The Impact of the U.S. Constitution and Federal Law on Business
In American commerce, both the U.S. Constitution and the American legal system have had major influence upon American businesses. The constitutional provision which allows Congress to regulate interstate commerce has an especially great impact upon American business. Nowhere has that impact been felt more sharply than in the recent economic circumstances, where the economic bailout that the government has offered many industries has afforded it the right to dictate business policy and action, and wherein the U.S. Government took the nearly unprecedented step of demanding the ouster of the company’s general manager.
The constitution expressly allows Congress to regulate commerce. (Mallaby,
2003) It further permits Congress to pass any law necessary and proper for the enforcement of their right to regulate commerce. (Mallaby, 2003) It has been the policy of Congress to be relatively hands-off with respect to business practices except in the time of various economic crises. (Mallaby, 2003) The first time the government passed significant regulation of business practices was with the Sherman Anti-Trust Act, which prohibited the business practice of monopolizing the market in certain goods or services in order to fix prices and eliminate competition. (Mallaby, 2003) These laws, and others like it, were largely enforced in a manner that did little to curtail these practices on the part of businesses. (Mallaby, 2003) In particular, the regulatory agencies responsible for enforcing business limits were composed of business insiders who tended to interpret the circumstances and rules in their own favor. (Mallaby, 2003) From the time of the passage of the first anti-trust legislation, in 1872, and the turn of the 20th century, such legislation was weakly enforced and largely ignored. (Mallaby, 2003) With the beginning of the progressive era, and the corresponding rise of union and other labor practices, existing legislation was enforced more stringently, and more legislation was added as journalists and writers began to publicize the abuses of various industries. (Mallaby, 2003) The passage of the Pure Food and Drug Act of 1906 was a clear example of Congress exerting control over the practices of large businesses. (Mallaby, 2003) The establishment of an executive agency, the Food and Drug Administration, for the purpose of regulation of these industries, was a major stepping stone of government involvement. (Mallaby, 2003) As the 20th century progressed, the desire of the government to actively involve itself in business matters waned. (Mallaby, 2003)

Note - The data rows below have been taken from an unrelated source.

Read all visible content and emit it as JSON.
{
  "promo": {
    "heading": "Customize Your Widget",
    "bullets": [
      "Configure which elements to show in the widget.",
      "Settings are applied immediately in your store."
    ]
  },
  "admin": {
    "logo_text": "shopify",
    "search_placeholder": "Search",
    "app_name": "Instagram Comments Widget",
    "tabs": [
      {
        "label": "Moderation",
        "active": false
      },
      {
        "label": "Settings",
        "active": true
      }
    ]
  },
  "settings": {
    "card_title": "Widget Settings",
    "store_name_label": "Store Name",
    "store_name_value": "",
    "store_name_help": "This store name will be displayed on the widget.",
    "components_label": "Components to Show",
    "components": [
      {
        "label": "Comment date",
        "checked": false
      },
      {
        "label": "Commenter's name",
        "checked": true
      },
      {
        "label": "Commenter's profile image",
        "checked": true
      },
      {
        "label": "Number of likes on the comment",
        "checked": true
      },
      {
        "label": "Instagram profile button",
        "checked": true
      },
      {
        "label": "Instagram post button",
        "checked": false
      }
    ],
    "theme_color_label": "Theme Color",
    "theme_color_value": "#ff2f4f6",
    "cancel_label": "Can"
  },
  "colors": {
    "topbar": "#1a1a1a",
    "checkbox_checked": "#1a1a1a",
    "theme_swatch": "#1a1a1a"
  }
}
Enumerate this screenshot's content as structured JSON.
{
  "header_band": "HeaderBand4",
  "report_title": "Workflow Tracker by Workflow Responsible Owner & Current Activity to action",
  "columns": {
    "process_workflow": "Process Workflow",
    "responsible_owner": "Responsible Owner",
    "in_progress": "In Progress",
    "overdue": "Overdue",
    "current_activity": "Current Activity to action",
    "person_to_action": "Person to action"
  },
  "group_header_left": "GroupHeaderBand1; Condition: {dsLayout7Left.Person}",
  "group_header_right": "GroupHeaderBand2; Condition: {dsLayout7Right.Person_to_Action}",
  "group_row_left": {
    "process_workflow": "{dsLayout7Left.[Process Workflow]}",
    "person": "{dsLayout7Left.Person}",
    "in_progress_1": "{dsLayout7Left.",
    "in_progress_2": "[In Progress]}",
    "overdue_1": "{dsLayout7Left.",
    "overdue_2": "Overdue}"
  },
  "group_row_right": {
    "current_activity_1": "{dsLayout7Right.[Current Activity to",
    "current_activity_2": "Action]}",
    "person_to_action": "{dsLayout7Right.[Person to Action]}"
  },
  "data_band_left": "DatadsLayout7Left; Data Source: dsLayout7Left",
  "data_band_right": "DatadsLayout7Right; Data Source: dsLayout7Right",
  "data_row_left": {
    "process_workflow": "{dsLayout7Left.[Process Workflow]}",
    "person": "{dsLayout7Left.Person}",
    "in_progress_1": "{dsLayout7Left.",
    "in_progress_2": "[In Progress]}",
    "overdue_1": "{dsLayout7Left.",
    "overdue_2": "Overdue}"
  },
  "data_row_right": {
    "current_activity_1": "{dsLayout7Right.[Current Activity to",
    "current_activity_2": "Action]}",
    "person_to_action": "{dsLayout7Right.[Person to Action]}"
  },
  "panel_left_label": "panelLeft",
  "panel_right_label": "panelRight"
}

As existing regulatory agencies reverted to the pre-progressive-era stance of passively allowing business to proceed unimpeded, the various industries, particularly in the area of banking and commodities trade began to take advantage of this lack of oversight. (Mallaby, 2003) Throughout the 1920s, banks and stock traders abused the lack of governmental oversight to extent credit against margin calls and artificially inflate the stock market, while, at the same time, overextending the banks, leaving them unable to weather the run on deposits that followed the crash of 1929. The result of this crash, and the subsequent economic depression, was a new spate of federal regulation, known as the New Deal. (Mallaby, 2003) This series of laws, championed by President Roosevelt and passed by a compliant congress, placed unprecedented oversight on certain business enterprises, particularly in the area of banking. (Mallaby, 2003) The stock trading business saw similar regulation. The creation of the Security and Exchange Commission was one such agency, created with the mission of preventing the abuses that led to the markets overvalue, and subsequent implosion. (Mallaby, 2003) The FDIC (Federal Deposit Security Commission) gave the government a vested interest in bank loaning practices by ensuring the solvency of depositor’s assets. (Mallaby, 2003)
Since the time of the New Deal, government regulation, control and oversight of businesses has waxed and waned largely based upon the political leanings of lawmakers and presidents. (Mallaby, 2003) The exercise of the Commerce Clause and the Elastic clause in the Constitution has been a handy tool by which Congress, and through them, the executive, could place controls on businesses as they saw fit. (Mallaby, 2003) In the recent past, Congress has exercised its constitutional right to regulate commerce in a unique manner. After the collapse of the housing market, and consequent stock market adjustment, combined with abrupt increases in layoffs and a credit crunch, congress passed a series of laws to inject money into financial institutions and the auto industry. These loans came with strings attached, as the businesses accepting them had to produce recovery plans that satisfied both the Congress and the president.
As a recent article in the L.A. Times pointed out, the current administration took an unprecedented step into the realm of business regulation by demanding the resignation of the CEO of General Motors, and rejecting the company’s plan for responding to the economic crisis. (Wallsten & Tankersly 2009) Critics of the actions of the administration claim that it was an unprecedented expansion of executive power, while supporters pointed out that the President’s actions fell within the bounds of what former presidents, such as FDR, Nixon, and Reagan have done in order to respond to various economic crises. (Wallsten & Tankersly 2009)
With respect to the Constitution, the President has no explicit power to do things such as regulate prices, fire executives of private corporations, or fix prices (Wallsten & Tankersly 2009) . He does, however, have the legal standard to exercise significant discretion during times of crisis. (Wallsten & Tankersly 2009) As in the cases when the United States have gone to war, in times of economic strain, the President has, as has his predecessors, exercised authority that the Constitution, while not explicitly granting, does not deny the President and his agencies. (Wallsten & Tankersly 2009)
Mallaby, S. (2003) “The Place of Government: Setting the Terms to Promote Competition”, Policy Review, 2003.
Wallsten, P. & Tankersly, J. (2009) “Obama Takes Step Over The Line That Separates Government From Private Industry” Los Angeles Times Online, March 31st, 2009.